Damien Martin, la voix du Tour

Commentateur, animateur, speaker, Damien Martin est une voix incontournable du Tour de France et du cyclisme français. A 31 ans, le Breton vibre pour la petite reine.

Le rendez-vous aura été compliqué à caler, tant l’agenda de ce passionné de sport est chargé. Depuis plusieurs années, Damien Martin vit sa passion pour le sport au pas de course, « je ne me vois pas bosser ailleurs ». Grand passionné de football et de sports de raquette, c’est la petite reine qu’il préfère. « Le cyclisme, c’est le sport de la famille, mon héritage. J’ai baigné dedans depuis tout gamin, depuis l’âge de trois ans, je suis sur les circuits de vélo le week-end ».

Polyvalent, il endosse plusieurs casquettes (animateur, speakeur, commentateur) et jongle avec les évènements. « La complémentarité des disciplines me fait vraiment du bien, je pense que si j’étais enfermé dans une seule, je finirais par tourner un peu en rond ». Ancien cycliste à son niveau, il avait son idole : « Jaan Kirsipuu.
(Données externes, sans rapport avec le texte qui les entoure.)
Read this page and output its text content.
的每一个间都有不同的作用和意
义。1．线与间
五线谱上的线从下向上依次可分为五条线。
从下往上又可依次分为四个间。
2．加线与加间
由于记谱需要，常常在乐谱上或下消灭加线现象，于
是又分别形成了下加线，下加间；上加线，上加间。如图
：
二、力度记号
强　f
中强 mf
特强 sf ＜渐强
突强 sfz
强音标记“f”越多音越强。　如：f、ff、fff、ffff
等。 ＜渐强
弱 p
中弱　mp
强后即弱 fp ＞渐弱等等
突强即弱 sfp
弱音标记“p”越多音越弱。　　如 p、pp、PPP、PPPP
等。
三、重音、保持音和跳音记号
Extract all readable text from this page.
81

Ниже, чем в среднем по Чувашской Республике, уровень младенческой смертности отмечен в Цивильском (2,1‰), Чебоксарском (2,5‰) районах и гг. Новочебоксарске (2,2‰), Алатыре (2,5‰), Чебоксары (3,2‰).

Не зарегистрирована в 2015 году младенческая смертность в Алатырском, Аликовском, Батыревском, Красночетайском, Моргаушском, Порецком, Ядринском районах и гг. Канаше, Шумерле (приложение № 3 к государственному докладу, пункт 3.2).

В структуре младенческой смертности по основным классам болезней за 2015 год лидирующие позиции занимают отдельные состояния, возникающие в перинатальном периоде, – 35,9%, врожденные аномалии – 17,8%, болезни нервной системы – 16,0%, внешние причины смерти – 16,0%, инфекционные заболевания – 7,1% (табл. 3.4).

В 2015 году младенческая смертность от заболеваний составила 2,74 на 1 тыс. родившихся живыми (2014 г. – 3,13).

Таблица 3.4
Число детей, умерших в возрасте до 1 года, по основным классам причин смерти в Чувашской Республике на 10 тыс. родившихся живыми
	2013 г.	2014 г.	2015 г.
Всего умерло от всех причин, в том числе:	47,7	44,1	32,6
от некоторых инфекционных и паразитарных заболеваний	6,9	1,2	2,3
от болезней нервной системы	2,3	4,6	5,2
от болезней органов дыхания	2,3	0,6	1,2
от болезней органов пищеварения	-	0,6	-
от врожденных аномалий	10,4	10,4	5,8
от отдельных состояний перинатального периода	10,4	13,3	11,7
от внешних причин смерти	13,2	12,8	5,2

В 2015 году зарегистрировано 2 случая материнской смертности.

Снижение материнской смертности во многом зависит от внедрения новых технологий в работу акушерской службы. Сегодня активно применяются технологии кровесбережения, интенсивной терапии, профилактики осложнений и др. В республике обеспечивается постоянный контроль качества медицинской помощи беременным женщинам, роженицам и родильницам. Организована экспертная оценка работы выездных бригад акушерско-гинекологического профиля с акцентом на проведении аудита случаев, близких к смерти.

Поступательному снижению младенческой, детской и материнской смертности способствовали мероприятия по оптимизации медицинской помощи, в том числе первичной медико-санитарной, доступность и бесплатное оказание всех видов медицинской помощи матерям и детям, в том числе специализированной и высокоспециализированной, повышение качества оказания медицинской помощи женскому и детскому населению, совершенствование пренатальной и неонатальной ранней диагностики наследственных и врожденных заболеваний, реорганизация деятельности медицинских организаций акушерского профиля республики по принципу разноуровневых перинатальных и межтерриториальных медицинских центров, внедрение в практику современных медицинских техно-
Aujourd’hui je ne peux pas prétendre avoir une préférence, je les côtoie tous et suis censé les traiter sur le même pied d’égalité ».

« Un parcours classique », puis la bonne échappée

Il décrit son parcours comme « très classique ». C’est à 16 ans qu’il « speake » pour la première fois. « C’était sur une course locale en Ille-et-Vilaine dans la petite commune de Domagné, une course pour laquelle il n’y avait pas d’argent pour payer un speaker. Je me suis proposé, j’étais pourtant très réservé ». La machine est lancée. « C’était vraiment un test grandeur nature, prendre le micro en public pour la première fois de ma vie. Puis ça l’a fait, je me suis retrouvé dans mon élément et ça a été un déclencheur ». Jusqu’à ses 22 ans, Damien commente surtout des courses locales, à l’échelon départemental et régional. Puis il prend la bonne échappée et grimpe vers des courses plus prestigieuses. « A l’âge de 22-23 ans j’ai commencé au niveau national avec ASO* sur les grandes courses françaises ».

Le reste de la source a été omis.